One of my hardest adjustments to working from home was the fact that when I punched out I was ... still at home. Working out of your living room means that the place where you used to relax is no longer 100 percent relaxing. The couch where you used to crash after yet another long commute home suddenly becomes the last place you want to be.

So get out of your house after your day is done. Walking, running and/or biking all abide by social distancing best practices, assuming you don’t head straight for a crowded area. You can accomplish two things: 1) exercise, but more importantly 2) resetting your brain so when you return to your home, you no longer see your job, but a place where you can unwind.

If you don’t leave your “workplace” after work, you may have a hard time taking your brain out of work mode. Fresh air does wonders to help me let go of stress.

— Louis Bien

Get one of those Little Tykes basketball hoops and dunk relentlessly on your toddler

My daughter is two years old and already understands what it feels like to be on Twitter. If that dummy tries to guard me out to the three-point line (her mini-trampoline, for bouncing) I just drive to the basket and show her all the advantages of not being 3’1. One of these days she’ll learn to take a charge. That’s when we start the Duke application.

— Christian D’Andrea

Come up with signals to yourself to differentiate your activities

One of the difficult things about working from home can be the melding of work time, play time, relaxing time, etc. If you have different habits or signals that tell yourself which one you’re doing — even as simple or silly as “I’m wearing this shirt, so I’m working” or “I’m over here in the apartment, so I’m playing games” — it can help tremendously in your brain to prevent everything from meshing together.

— Pete Volk

Be careful to separate your work/home life.

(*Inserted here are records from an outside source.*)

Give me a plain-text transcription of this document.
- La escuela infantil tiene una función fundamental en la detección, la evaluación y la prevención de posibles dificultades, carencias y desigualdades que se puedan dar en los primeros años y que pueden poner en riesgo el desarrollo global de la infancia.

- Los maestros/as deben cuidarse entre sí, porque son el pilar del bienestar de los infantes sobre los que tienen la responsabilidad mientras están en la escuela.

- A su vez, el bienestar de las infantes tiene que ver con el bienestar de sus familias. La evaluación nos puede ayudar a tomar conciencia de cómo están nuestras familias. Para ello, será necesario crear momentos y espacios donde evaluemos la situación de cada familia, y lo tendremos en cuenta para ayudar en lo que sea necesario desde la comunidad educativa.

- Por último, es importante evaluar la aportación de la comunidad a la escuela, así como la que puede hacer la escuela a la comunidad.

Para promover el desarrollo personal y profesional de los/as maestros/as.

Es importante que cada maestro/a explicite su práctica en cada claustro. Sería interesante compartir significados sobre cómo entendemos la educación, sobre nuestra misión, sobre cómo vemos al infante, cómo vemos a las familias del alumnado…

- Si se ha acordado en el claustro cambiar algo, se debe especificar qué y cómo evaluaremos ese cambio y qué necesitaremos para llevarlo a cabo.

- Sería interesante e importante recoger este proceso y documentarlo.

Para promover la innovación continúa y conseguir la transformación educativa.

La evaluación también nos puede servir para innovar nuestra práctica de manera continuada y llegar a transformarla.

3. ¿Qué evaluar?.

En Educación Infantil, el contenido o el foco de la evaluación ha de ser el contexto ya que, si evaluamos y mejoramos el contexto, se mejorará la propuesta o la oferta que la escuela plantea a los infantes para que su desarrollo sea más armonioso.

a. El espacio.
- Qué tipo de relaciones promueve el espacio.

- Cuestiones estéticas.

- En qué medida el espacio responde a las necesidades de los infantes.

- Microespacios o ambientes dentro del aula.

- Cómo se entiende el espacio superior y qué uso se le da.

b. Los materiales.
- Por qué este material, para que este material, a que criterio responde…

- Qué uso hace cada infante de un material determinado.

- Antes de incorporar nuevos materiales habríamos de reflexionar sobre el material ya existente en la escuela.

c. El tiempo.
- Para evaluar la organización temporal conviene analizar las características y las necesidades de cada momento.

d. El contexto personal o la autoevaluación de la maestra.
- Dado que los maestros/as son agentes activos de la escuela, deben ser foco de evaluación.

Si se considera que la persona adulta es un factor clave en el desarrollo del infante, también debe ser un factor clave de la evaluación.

This can be one of the most difficult adjustments you need to make when working from home. The idea here is you don’t want to have either sides of your life bleed too much into the other. That might seem simple at first, but it’s far too easy to procrastinate at work and start watching a show, doing laundry, catching up on personal business — and then you’re behind in your professional life.

However, I’ve found it’s far worse to be tempted into working during times when you’re normally relaxing at home. It’s so easy to say “I’ll get a little more work done,” then realize you’ve spent multiple hours during your normal relaxation time on professional tasks. This is bad for two main reasons: Firstly, you’re going to be prone to burnout by spending too much time on work. Secondly, you might start to resent your work and start to feel like your home isn’t even your sanctuary anymore.

To avoid this I recommend not working somewhere you normally have enjoyment, and strictly dictate your work/relaxation time. You’ll thank me later.